Alan Wilson was appointed to the District Court by Peter Beattie in 2001 and to the Supreme Court by Anna Bligh in 2009. When he retired in 2015, he too made a point of publicly attacking Chief Justice Carmody. “The Supreme Court has for many years had a very sensible protocol which appoints judges to that court in strict order of seniority, to ensure there can never be any suggestion of political influence or motive in the appointment,” Wilson sniffed. A specious dodge, this presupposes a single company never owns most of the cabs on a rank – make and model notwithstanding – and wouldn’t survive scrutiny in a moot court.
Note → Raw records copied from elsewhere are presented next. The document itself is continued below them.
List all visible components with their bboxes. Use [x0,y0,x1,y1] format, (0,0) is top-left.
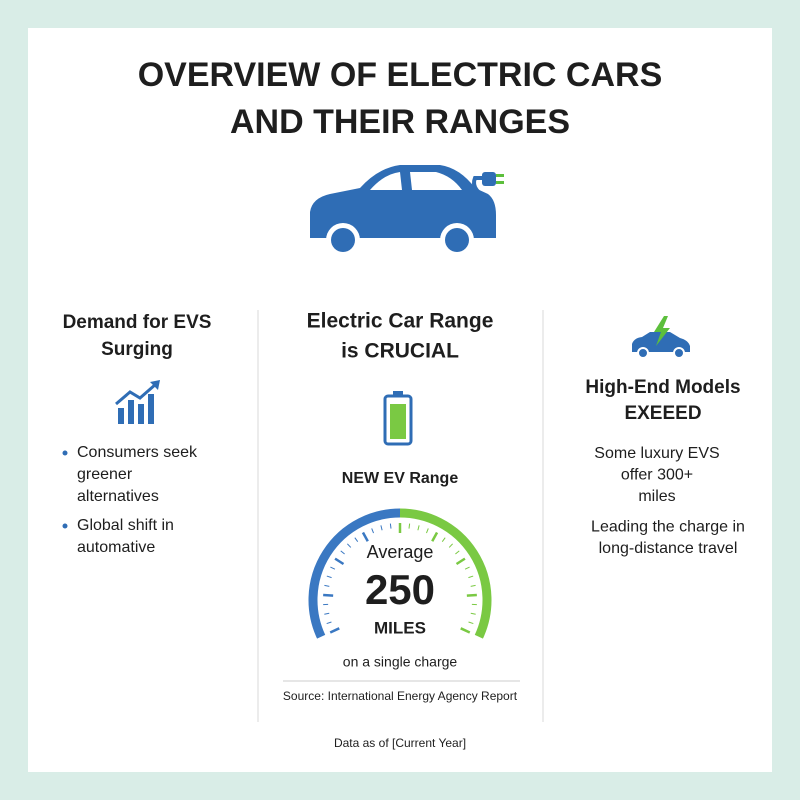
gauge-arc [308,508,401,639]
gauge-tick [470,612,476,615]
gauge-tick [334,557,345,566]
footer-note: Data as of [Current Year] [334,736,466,750]
source: Source: International Energy Agency Repo… [283,689,518,703]
paragraph: miles [638,488,675,505]
gauge-tick [448,543,454,548]
gauge-tick [460,627,471,634]
bullet-text: automative [77,539,155,556]
gauge-value: 250 [365,566,435,613]
gauge-tick [455,557,466,566]
paragraph: Leading the charge in [591,519,745,536]
gauge-tick [408,523,411,529]
gauge-tick [389,523,392,529]
ev-icon [632,316,690,359]
gauge-tick [455,550,460,555]
gauge-tick [324,612,330,615]
paragraph: Some luxury EVS [594,445,719,462]
bullet-text: alternatives [77,488,159,505]
gauge-tick [468,621,474,625]
bullet-dot [62,450,68,456]
bullet-text: greener [77,466,133,483]
column-heading: Demand for EVS [63,312,212,333]
column-heading: Surging [101,339,173,360]
gauge-tick [354,537,359,542]
battery-icon [383,391,413,446]
gauge-tick [326,575,332,579]
title: OVERVIEW OF ELECTRIC CARS [138,56,663,94]
gauge-tick [346,543,352,548]
gauge-caption: Average [367,542,434,562]
growth-icon [115,380,160,424]
paragraph: long-distance travel [599,540,738,557]
bullet-text: Consumers seek [77,444,198,461]
gauge-tick [340,550,345,555]
gauge-tick [464,566,470,570]
gauge-tick [380,525,383,531]
bullet-dot [62,523,68,529]
gauge-arc [399,508,492,639]
gauge-tick [441,537,446,542]
gauge-tick [323,593,334,597]
gauge-tick [326,621,332,625]
bullet-text: Global shift in [77,517,174,534]
column-heading: EXEEED [624,403,701,424]
gauge-tick [470,584,476,587]
gauge-unit: MILES [374,618,426,637]
gauge-tick [425,528,429,534]
gauge-tick [324,584,330,587]
gauge-tick [466,593,477,597]
gauge-tick [431,531,439,542]
gauge-tick [361,531,369,542]
gauge-tick [417,525,420,531]
paragraph: offer 300+ [621,467,693,484]
column-heading: Electric Car Range [307,310,494,333]
note: on a single charge [343,654,458,670]
gauge-tick [468,575,474,579]
car-icon [310,165,504,257]
gauge [308,508,492,639]
gauge-tick [330,566,336,570]
title: AND THEIR RANGES [230,103,570,141]
column-heading: High-End Models [585,377,740,398]
gauge-tick [371,528,375,534]
column-heading: is CRUCIAL [341,340,459,363]
gauge-tick [329,627,340,634]
gauge-title: NEW EV Range [342,470,459,487]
When the Palaszczuk government came to office in 2015, a top priority was ending the crackdown on outlaw motorcycle gangs. This was politically tricky because the public was generally in favour of the new, ruthless approach. Attorney-General Yvette D’Ath decided the best policy would be to outsource the undermining of anti-bikie legislation to a “taskforce” of hand-picked reviewers that could be relied upon to recommend dumping it. As with all investigative pretenses of this familiar kind, the important thing was to secure the ‘right’ result. Wilson accepted the Labor government’s invitation to helm the inquiry. Even the national broadcaster raised a plucked eyebrow about this “vocal critic” being appointed to give impartial advice: “Justice Wilson is the third Carmody critic to be promoted by the State Labor Government.”
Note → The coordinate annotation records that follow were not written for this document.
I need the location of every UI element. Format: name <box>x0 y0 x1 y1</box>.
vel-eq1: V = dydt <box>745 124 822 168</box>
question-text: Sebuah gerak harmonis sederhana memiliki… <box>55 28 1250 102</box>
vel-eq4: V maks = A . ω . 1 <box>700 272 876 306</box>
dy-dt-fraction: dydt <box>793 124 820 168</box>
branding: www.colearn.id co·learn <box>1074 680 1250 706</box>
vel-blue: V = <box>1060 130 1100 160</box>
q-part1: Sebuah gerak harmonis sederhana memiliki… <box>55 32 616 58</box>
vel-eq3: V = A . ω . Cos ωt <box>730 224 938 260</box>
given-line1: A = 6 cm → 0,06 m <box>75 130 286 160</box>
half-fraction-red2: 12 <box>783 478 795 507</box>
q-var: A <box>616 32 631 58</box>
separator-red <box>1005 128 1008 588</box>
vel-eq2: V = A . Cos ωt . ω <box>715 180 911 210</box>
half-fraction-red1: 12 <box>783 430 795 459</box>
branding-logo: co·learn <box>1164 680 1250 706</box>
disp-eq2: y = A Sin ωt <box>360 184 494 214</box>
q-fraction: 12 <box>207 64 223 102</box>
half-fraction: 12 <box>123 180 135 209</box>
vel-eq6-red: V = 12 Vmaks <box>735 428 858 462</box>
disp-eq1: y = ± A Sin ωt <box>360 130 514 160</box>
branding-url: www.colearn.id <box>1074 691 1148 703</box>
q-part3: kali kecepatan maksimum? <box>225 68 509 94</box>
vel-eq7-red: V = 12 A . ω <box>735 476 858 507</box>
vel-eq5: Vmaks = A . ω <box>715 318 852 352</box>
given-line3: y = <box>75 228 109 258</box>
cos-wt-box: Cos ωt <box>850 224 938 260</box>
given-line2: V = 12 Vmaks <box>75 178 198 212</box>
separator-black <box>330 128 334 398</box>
This track record of hostility to the non-Labor side doesn’t mean Fitzgerald and Wilson, now aged 80 and 72 respectively, cannot be trusted to disinterestedly investigate the multiple scandals now engulfing the corrupt Palaszczuk government. However, unless their commission of inquiry insists on transcending rigged terms of reference designed to divert attention away from the government, the exercise will be an infamous farce and badly damage their reputations. So too will a phony pox-on-both-their-houses cop-out. The Newman government is long gone. The official brief – to review the powers and functionality of the Crime and Corruption Commission – is so obvious a diversion that two grouchy old men may see it as an affront. Let’s hope so.